Climate change already threatens many people’s greatest asset, their home. This report identifies the suburbs and electorates across Australia where households and businesses face the most acute risk from climate-fuelled extreme weather events in 2025, and reveals the types of hazard that are driving this escalating risk. Check out our Climate Risk Map to see if your area is at risk.
key findings
1. The climate crisis is at our front door with more than two million properties already at moderate to high risk of worsening extreme weather driven by climate pollution.
- HIGH RISK: Our analysis shows 652,424 properties (4.4% or one in 23) across the country are already at High Risk in 2025 from one or more hazards – properties for which insurance is often already unaffordable or unavailable.
- MODERATE RISK: Another 1.55 million properties (10.4%) nationally are at Moderate Risk – for which insurance costs will be abnormally high. That’s one in 10.
- Extreme weather events have become more frequent and severe due to pollution from coal, oil and gas. This is increasing costs for all home owners in Australia through higher repair and maintenance bills and sky-rocketing insurance.
- When insurance is withdrawn at a regional scale this devalues people’s largest financial asset, can undermine the property market and puts our broader economy at risk because mortgages now make up such a large part of the banking sector.
2. Climate impacts are endangering all Australians, but some communities are highly exposed and face far greater risks today.
- More than 72,000 Australian homes and businesses, across 86 suburbs, are situated in “critical climate risk zones” where 80-100% of properties are classified as high risk and the level of expected damage is likely to be widespread.
- When so many properties within a suburb are at high risk all properties in that area become difficult to insure. Responding to such a critical level of risk is beyond any individual, and requires significant and urgent intervention by all levels of government carried out in partnership with impacted communities.
- Outside of these zones, almost 590,000 other properties around the country are also identified as high risk. This means they are already at risk of becoming uninsurable – or soon will be – with projected annual damage costs equivalent to 1% or more of the property replacement cost.
- The most at-risk federal electorates today (based on the number of properties already at high risk) are Dobell, Richmond, Hunter, Page and Robertson in New South Wales, Nicholls in Victoria, Mayo in South Australia, Maranoa and Brisbane in Queensland, and Bullwinkel in Western Australia.
- Communities along the New South Wales coast stretching from the Northern Rivers to the Central Coast are a climate risk epicenter, with a large number of critical climate risk zones and a number of the top 10 most at-risk electorates concentrated here.
3. Past failure to cut climate pollution fast enough has resulted in more Australians and their properties being put in harm’s way, and rising insurance costs for us all.
- Since 1990, 80,000 properties across the nation were added to the High Risk category primarily driven by worsening climate risks.
- By 2050, High Risk properties are expected to grow to 746,185 (or 5% of addresses analysed) and more than 1.3 million properties by 2100 (or 8.8%).

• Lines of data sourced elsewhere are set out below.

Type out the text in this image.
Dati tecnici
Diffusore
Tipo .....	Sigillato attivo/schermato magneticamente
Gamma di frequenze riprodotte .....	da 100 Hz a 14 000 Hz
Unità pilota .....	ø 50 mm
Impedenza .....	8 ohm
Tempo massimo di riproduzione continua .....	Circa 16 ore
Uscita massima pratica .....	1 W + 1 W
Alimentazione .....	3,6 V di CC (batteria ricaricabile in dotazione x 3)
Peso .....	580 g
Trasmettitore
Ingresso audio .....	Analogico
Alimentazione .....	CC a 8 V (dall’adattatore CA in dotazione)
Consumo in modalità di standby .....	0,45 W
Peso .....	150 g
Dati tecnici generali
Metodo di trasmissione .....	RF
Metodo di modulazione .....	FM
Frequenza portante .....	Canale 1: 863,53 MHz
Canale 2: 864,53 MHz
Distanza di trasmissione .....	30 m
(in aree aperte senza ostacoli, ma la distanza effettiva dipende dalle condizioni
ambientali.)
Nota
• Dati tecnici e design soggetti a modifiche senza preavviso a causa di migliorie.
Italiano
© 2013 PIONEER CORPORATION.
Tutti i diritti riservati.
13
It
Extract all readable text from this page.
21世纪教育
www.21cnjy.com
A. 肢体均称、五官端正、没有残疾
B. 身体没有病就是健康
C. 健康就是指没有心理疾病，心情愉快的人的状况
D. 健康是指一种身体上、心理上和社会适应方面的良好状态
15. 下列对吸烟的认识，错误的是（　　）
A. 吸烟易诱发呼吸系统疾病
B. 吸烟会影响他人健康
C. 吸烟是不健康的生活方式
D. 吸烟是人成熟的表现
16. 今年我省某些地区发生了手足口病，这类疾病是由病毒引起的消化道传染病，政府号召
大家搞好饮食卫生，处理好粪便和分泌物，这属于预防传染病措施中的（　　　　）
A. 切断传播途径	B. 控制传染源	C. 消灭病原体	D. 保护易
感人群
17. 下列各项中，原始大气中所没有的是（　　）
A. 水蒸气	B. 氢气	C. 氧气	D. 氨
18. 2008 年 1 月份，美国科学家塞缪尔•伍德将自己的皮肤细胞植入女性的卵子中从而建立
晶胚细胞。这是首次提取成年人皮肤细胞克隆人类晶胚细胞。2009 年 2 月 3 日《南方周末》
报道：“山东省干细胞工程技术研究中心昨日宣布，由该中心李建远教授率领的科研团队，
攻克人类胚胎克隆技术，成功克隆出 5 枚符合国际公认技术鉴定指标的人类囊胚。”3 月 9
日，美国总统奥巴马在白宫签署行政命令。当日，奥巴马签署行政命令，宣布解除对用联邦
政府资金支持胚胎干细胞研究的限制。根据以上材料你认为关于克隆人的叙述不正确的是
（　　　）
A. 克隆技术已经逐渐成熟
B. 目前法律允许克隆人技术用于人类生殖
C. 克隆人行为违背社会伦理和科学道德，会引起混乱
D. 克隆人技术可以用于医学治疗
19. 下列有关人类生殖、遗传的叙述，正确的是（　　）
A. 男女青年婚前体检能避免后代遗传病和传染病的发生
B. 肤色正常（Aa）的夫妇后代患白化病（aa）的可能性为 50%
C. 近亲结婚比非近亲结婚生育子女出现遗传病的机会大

- Worsening climate extremes are exacerbating household cost of living pressures. Research shows that as insurance premiums become more unaffordable more people are choosing to “underinsure” by excluding cover for certain hazards, or going without insurance. Many of the households facing the greatest risk from climate change don’t have the finances to make their homes more resilient, move to safer areas, or get back on their feet once their homes are damaged.
- As insurance falls out of reach for more people, there is a growing risk of substantial devaluation as High Risk properties (which in 2025 make up 4.4% of addresses analysed) become more costly to own and harder to sell.
- These High Risk properties now require urgent attention to better protect them and those who live there from physical damage caused by worsening extreme weather, and financially from a potential crash in sale value.
4. We can’t insure our way out of the climate crisis. We must urgently cut climate pollution as far and fast as we can this decade, and get more people out of harm’s way with an immediate, national response to protect those already at critical risk.
- All governments must stop making this problem worse by prolonging the use of coal, oil or gas.
- State and Federal governments must proactively manage remaining options for communities in critical risk zones, like managed retreats or buy backs, given the scale of economic and social costs now facing communities.
- Climate-proofing or re-locating properties outside of these zones, which are already at high risk or soon will be, should be prioritised where it makes economic sense to do so.
5. Up-to-date information must be provided to all Australians so they can assess the risks they face.
- Australians need access to the most up-to-date risk information, guidance on what to do to protect their home, and better access to financial assistance where their house is at high risk.
- When pricing premiums, insurance companies must disclose what they know about climate change risks to their customers and consistently and transparently account for the steps being taken to better protect properties and communities.